1 300 dossiers en retard
Au détour d’une phrase, le document révèle que, faute de fonctionnaires, l’Etat externalise différentes tâches pourtant régaliennes. Ainsi, les dossiers des candidats au droit au logement opposable (DALO), qui donne en principe priorité à un relogement, sont instruits par Docapost. Cette filiale de La Poste a, selon nos informations, obtenu, à l’été 2014, ce marché d’un million d’euros par an, pour sept des huit départements d’Ile-de-France. Ses employés – dix à temps plein rien que pour la Seine-Saint-Denis – préparent les dossiers et, surtout, émettent un pré-avis avant examen par la commission de médiation, qui tranche. Docapost assume donc un rôle crucial tant pour les bénéficiaires que pour l’Etat qui peut, lui, se voir condamné à des amendes et astreintes s’il ne reloge pas les bénéficiaires du DALO dans les délais prévus. « On sent une pression de l’Etat pour ne pas accorder trop de DALO, et un prestataire extérieur rémunéré y est plus sensible que les agences d’information du logement, auparavant chargées de ce travail », témoigne Jean-François Le Néen, de la fondation Abbé-Pierre, qui a siégé dix ans, jusqu’en 2018, dans les commissions d’Ile-de-France.
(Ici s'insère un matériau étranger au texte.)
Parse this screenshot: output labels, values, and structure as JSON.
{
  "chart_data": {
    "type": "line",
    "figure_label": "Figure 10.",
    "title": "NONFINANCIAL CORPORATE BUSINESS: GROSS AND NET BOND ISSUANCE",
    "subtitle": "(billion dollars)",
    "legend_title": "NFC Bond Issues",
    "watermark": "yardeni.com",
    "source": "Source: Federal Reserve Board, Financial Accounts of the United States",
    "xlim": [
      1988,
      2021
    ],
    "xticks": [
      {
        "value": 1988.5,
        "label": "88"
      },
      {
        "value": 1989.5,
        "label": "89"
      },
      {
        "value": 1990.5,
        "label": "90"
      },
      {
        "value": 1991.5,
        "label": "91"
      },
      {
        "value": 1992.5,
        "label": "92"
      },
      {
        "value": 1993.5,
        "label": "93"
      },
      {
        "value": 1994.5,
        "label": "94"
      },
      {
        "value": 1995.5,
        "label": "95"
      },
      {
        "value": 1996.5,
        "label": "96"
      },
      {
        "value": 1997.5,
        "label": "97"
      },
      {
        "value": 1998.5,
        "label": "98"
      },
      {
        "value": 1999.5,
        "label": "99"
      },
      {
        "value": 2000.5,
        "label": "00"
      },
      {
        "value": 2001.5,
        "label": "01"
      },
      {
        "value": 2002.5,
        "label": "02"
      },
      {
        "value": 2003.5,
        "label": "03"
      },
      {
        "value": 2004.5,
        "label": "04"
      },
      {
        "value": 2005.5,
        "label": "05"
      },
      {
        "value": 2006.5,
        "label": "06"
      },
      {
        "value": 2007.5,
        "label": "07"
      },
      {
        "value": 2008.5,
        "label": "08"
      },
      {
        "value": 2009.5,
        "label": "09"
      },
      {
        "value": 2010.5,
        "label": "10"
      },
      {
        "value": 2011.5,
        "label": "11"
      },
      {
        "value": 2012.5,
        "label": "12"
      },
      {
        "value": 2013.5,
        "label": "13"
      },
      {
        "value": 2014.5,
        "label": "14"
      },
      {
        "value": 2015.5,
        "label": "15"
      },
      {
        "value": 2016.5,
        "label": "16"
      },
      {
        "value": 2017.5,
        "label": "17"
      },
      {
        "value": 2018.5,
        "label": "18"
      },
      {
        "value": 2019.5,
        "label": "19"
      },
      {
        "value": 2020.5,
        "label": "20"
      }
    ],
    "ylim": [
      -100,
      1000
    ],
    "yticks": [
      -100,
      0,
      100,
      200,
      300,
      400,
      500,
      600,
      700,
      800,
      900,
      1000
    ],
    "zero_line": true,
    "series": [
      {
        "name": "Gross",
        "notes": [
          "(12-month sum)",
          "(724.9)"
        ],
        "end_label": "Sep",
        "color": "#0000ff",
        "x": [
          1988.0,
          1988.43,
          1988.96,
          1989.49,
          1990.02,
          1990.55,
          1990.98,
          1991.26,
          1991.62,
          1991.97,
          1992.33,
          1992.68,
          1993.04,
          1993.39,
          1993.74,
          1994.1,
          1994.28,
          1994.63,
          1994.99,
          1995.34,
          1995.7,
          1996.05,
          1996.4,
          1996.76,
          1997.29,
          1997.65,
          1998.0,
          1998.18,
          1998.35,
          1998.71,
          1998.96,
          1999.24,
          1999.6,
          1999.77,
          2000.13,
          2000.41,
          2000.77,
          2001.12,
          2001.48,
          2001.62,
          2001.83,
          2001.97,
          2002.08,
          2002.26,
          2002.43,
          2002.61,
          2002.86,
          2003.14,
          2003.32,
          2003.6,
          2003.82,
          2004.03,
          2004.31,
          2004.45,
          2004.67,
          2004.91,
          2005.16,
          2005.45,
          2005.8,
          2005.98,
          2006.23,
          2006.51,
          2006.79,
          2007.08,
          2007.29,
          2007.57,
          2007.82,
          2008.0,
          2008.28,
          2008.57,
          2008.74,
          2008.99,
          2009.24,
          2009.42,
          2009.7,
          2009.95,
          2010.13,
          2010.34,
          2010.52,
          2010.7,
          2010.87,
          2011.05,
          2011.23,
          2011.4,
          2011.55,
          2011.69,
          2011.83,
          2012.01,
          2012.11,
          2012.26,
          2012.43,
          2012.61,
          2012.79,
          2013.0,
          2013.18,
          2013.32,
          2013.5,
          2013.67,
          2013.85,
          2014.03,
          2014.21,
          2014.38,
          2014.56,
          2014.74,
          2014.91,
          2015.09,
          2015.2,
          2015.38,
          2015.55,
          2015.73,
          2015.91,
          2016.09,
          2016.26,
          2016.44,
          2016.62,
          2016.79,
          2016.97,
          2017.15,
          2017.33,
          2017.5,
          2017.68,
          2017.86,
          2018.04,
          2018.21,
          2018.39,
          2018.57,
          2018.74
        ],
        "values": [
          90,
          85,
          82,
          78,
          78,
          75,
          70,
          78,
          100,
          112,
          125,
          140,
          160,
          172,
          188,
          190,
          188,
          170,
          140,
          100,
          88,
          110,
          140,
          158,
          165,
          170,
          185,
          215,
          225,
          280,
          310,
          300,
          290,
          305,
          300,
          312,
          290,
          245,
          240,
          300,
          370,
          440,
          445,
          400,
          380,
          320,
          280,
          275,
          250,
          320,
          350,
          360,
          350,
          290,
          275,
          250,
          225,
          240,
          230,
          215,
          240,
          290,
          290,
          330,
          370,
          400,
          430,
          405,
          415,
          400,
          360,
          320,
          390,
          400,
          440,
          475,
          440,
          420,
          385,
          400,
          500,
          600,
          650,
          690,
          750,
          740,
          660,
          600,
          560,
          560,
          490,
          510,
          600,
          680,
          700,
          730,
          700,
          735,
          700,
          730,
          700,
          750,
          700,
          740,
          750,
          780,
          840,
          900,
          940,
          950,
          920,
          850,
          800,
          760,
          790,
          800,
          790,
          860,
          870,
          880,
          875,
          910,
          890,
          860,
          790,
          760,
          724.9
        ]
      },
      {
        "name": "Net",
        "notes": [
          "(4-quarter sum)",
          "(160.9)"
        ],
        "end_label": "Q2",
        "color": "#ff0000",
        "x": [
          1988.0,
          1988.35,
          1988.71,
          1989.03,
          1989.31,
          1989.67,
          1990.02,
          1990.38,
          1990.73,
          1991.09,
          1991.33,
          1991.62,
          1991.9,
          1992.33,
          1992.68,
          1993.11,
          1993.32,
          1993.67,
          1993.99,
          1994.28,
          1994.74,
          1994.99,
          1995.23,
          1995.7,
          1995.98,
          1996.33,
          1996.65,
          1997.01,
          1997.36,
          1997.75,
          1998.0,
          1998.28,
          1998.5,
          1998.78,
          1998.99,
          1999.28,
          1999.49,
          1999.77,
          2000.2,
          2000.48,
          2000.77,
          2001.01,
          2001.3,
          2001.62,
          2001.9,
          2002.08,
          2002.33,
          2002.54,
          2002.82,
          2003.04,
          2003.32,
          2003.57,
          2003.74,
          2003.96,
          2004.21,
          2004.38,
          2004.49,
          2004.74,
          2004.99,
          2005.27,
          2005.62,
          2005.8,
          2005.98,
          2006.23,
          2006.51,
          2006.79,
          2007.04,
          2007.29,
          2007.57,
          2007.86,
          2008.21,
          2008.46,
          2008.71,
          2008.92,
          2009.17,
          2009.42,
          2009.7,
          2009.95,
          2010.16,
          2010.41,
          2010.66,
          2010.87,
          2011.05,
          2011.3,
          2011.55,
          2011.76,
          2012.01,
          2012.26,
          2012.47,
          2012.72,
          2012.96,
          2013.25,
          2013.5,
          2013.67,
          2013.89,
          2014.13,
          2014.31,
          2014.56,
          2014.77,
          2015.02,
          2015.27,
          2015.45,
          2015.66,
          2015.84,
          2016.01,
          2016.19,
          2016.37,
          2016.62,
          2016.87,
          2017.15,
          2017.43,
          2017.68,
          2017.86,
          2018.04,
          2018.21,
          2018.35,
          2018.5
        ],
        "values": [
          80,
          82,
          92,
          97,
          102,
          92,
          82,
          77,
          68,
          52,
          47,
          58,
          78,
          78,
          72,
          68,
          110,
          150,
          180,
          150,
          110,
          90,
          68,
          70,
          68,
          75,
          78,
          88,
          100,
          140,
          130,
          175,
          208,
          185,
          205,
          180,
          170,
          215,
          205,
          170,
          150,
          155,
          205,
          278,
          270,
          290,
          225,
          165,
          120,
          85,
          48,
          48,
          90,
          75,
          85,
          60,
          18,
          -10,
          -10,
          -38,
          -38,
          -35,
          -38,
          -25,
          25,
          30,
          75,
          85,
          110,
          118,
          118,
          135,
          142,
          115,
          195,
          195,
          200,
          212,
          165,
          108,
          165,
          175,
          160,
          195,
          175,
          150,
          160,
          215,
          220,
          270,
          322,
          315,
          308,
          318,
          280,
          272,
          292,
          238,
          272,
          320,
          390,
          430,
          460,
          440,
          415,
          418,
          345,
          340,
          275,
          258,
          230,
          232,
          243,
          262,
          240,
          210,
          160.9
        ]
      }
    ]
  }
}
En 2018, la commission de médiation de Seine-Saint-Denis a, à elle seule, examiné 14 500 dossiers au rythme de 300 à 400 en une demi-journée, chaque semaine. Son président bénévole, Philippe Sandevoir, estime le travail des juristes de Docapost « plutôt bien fait. Je préférerais que l’Etat assume ses fonctions régaliennes, mais comme il n’affectera jamais le nombre suffisant de fonctionnaires, je préfère cette solution ». Dans le Rhône aussi, où les commissions de médiation avaient accumulé 1 300 dossiers en retard, Docapost a, en 2016, été appelée à la rescousse. La Cour des comptes conclut que le manque de moyens des DDCS, qui peinent à assurer l’ensemble de leurs missions, aboutit à « une fragilité préoccupante ». Le premier ministre, qui a répondu à ces observations le 14 janvier, semble approuver l’idée d’une réorganisation des services mais reste muet sur ce dernier point.